Словом, когда он покидал чайхану, внутренности его почти дымились, в голове как бы играли на оглушительной ребячьей трубе, и было стократ приятней вина это непреходящее обалденье. Азия была найдена! Мировое колесо, по заключению Маронова, вертелось вполне исправно. Безграничный океан материи слабо колыхался, и на голубой его волне ублаготворённо покачивался душевный поплавок Маронова. Ничто не предвещало близости того дня, когда, во исполнение Мароновских мечтаний, враг множественный и явный подступит к воротам советской Азии; когда слепящее великолепие это поблекнет и засмердит; когда в действие вступят вагоны мышьяка, грохот железных щитов, чусары и безумие.
И цепь событий, в которой последним звеном было его второе рождение, начиналось, кажется, со встречи с терьякешем, курильщиком опиума.
На пороге чайханы к Маронову пристал унылый останок человека. Заслоняя проход впалой, безжизненной грудью, он молил о подачке, и было в том упорстве нечто, заставлявшее пристальнее взглянуть в его собачьи покорные глаза; это было ещё омерзительнее, чем ступить ногою в непристойную какую-нибудь слизь. Застигнутый врасплох, Маронов с брезгливой неловкостью шарил у себя по карманам… и вот тогда-то пришла в движение неподвижная дотоле цепь:
— Так-так, поощряй курение опиума в социалистической стране!

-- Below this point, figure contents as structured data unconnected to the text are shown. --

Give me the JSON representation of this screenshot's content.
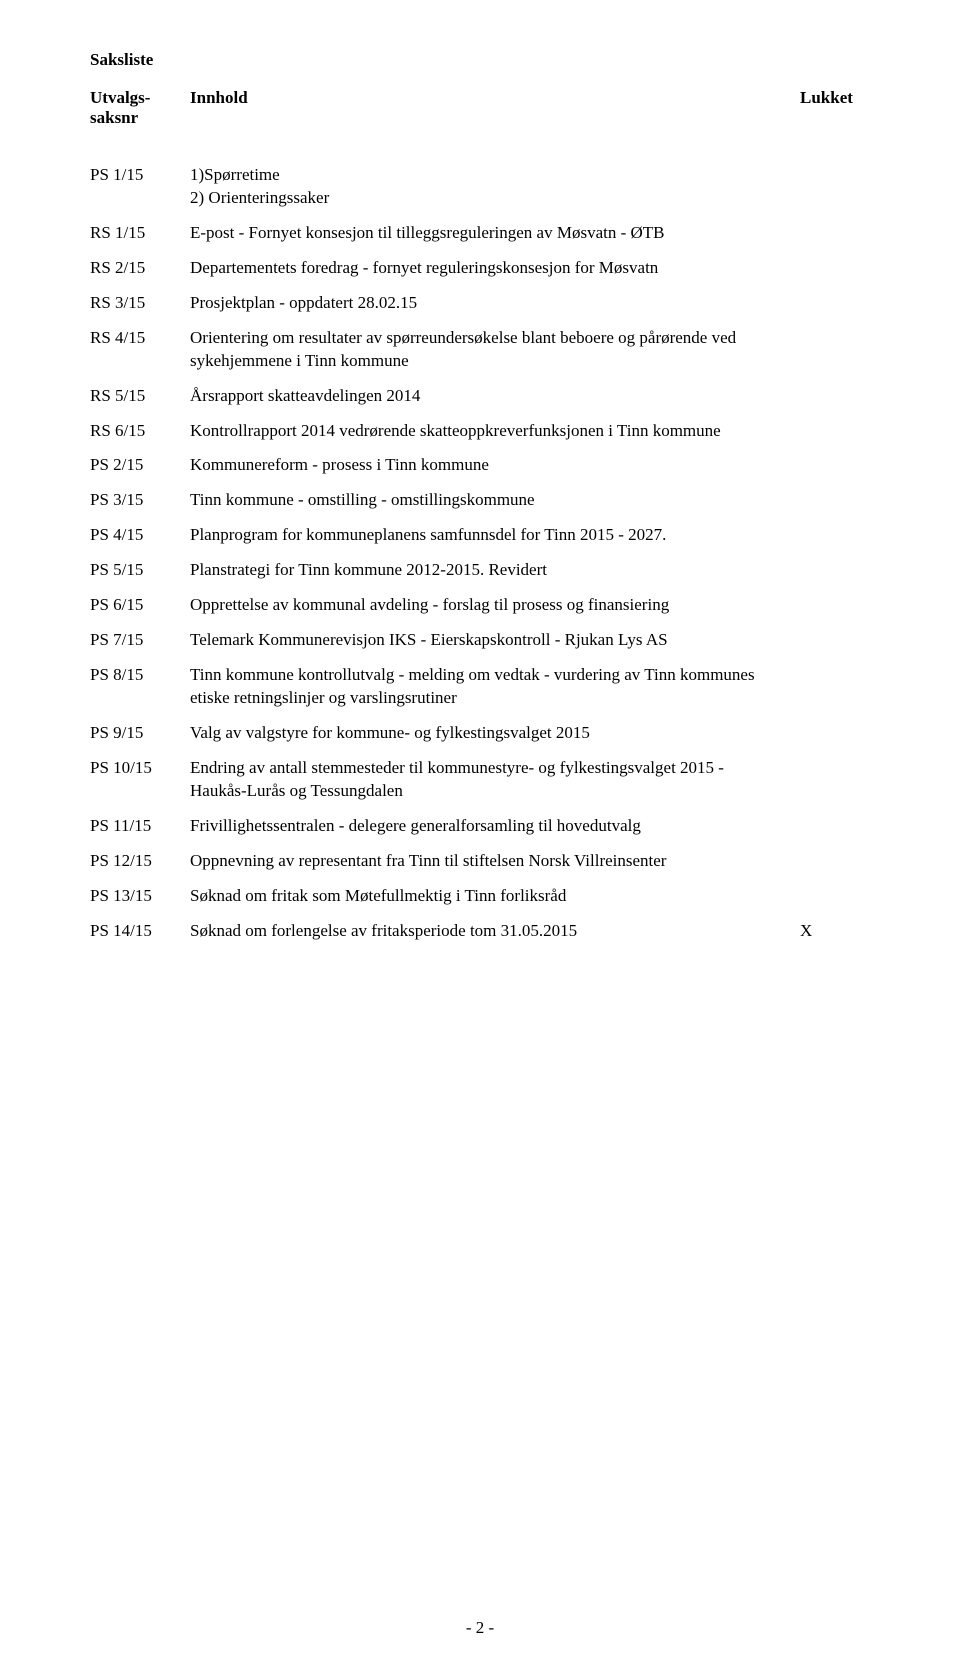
{
  "heading": "Saksliste",
  "header": {
    "saksnr_line1": "Utvalgs-",
    "saksnr_line2": "saksnr",
    "innhold": "Innhold",
    "lukket": "Lukket"
  },
  "rows": [
    {
      "saksnr": "PS 1/15",
      "innhold": "1)Spørretime\n2) Orienteringssaker",
      "lukket": ""
    },
    {
      "saksnr": "RS 1/15",
      "innhold": "E-post - Fornyet konsesjon til tilleggsreguleringen av Møsvatn - ØTB",
      "lukket": ""
    },
    {
      "saksnr": "RS 2/15",
      "innhold": "Departementets foredrag - fornyet reguleringskonsesjon for Møsvatn",
      "lukket": ""
    },
    {
      "saksnr": "RS 3/15",
      "innhold": "Prosjektplan - oppdatert 28.02.15",
      "lukket": ""
    },
    {
      "saksnr": "RS 4/15",
      "innhold": "Orientering om resultater av spørreundersøkelse blant beboere og pårørende ved sykehjemmene i Tinn kommune",
      "lukket": ""
    },
    {
      "saksnr": "RS 5/15",
      "innhold": "Årsrapport skatteavdelingen 2014",
      "lukket": ""
    },
    {
      "saksnr": "RS 6/15",
      "innhold": "Kontrollrapport 2014 vedrørende skatteoppkreverfunksjonen i Tinn kommune",
      "lukket": ""
    },
    {
      "saksnr": "PS 2/15",
      "innhold": "Kommunereform - prosess i Tinn kommune",
      "lukket": ""
    },
    {
      "saksnr": "PS 3/15",
      "innhold": "Tinn kommune - omstilling - omstillingskommune",
      "lukket": ""
    },
    {
      "saksnr": "PS 4/15",
      "innhold": "Planprogram for kommuneplanens samfunnsdel for Tinn 2015 - 2027.",
      "lukket": ""
    },
    {
      "saksnr": "PS 5/15",
      "innhold": "Planstrategi for Tinn kommune 2012-2015. Revidert",
      "lukket": ""
    },
    {
      "saksnr": "PS 6/15",
      "innhold": "Opprettelse av kommunal avdeling - forslag til prosess og finansiering",
      "lukket": ""
    },
    {
      "saksnr": "PS 7/15",
      "innhold": "Telemark Kommunerevisjon IKS - Eierskapskontroll - Rjukan Lys AS",
      "lukket": ""
    },
    {
      "saksnr": "PS 8/15",
      "innhold": "Tinn kommune kontrollutvalg - melding om vedtak - vurdering av Tinn kommunes etiske retningslinjer og varslingsrutiner",
      "lukket": ""
    },
    {
      "saksnr": "PS 9/15",
      "innhold": "Valg av valgstyre for kommune- og fylkestingsvalget 2015",
      "lukket": ""
    },
    {
      "saksnr": "PS 10/15",
      "innhold": "Endring av antall stemmesteder til kommunestyre- og fylkestingsvalget 2015 - Haukås-Lurås og Tessungdalen",
      "lukket": ""
    },
    {
      "saksnr": "PS 11/15",
      "innhold": "Frivillighetssentralen - delegere generalforsamling til hovedutvalg",
      "lukket": ""
    },
    {
      "saksnr": "PS 12/15",
      "innhold": "Oppnevning av representant fra Tinn til stiftelsen Norsk Villreinsenter",
      "lukket": ""
    },
    {
      "saksnr": "PS 13/15",
      "innhold": "Søknad om fritak som Møtefullmektig i Tinn forliksråd",
      "lukket": ""
    },
    {
      "saksnr": "PS 14/15",
      "innhold": "Søknad om forlengelse av fritaksperiode tom 31.05.2015",
      "lukket": "X"
    }
  ],
  "page_number": "- 2 -"
}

Маронов испытал удивление, подобное лёгкому солнечному удару: после того, что случилось между братом Яковом и Идой, он не ждал от Мазеля этой лёгкой шутливой приветливости. Мазель знал Мароновых ещё по вузу; они вместе поступали на агрономический факультет, но старший и неусидчивый Яков перебежал в музыкальный техникум, а потом раскидала их центробежная сила великой стройки. В особенности Мазель дружил с Яковом: тем сильнее было охлаждение, когда слишком усложнились их личные счёты. Скоро они без всякого ущерба для личного спокойствия примирились с возможностью гибели друг друга. Вдобавок, незадолго до отъезда на север кто-то написал Якову о не совсем геройской смерти Мазеля, застигнутого басмачами ночью в песках, причём перечислял даже количество ран и обстоятельства этого нападенья. Пером приятеля владело, повидимому, более огорчение, чем правда… Ибо вот Мазель стоял возле в знакомой синей косоворотке, и в распахнутом вороте, на обгорелом треугольнике кожи сияли созвездия его знаменитых веснушек.
— Давно в Дюшакли?
— Вчера, Шмель, вчера.
— Надолго?
— Не знаю, Шмель, не знаю. Меня Клим совратил.
— Ты опоздал. Его перекинули в Казахстан… и потом у Клима скучища. Если захочешь, я перетяну тебя к себе. У меня округ, как на ладони, у меня весь хлопок. А хлопок — это уже ситец, а ситец — разве это не хлеб?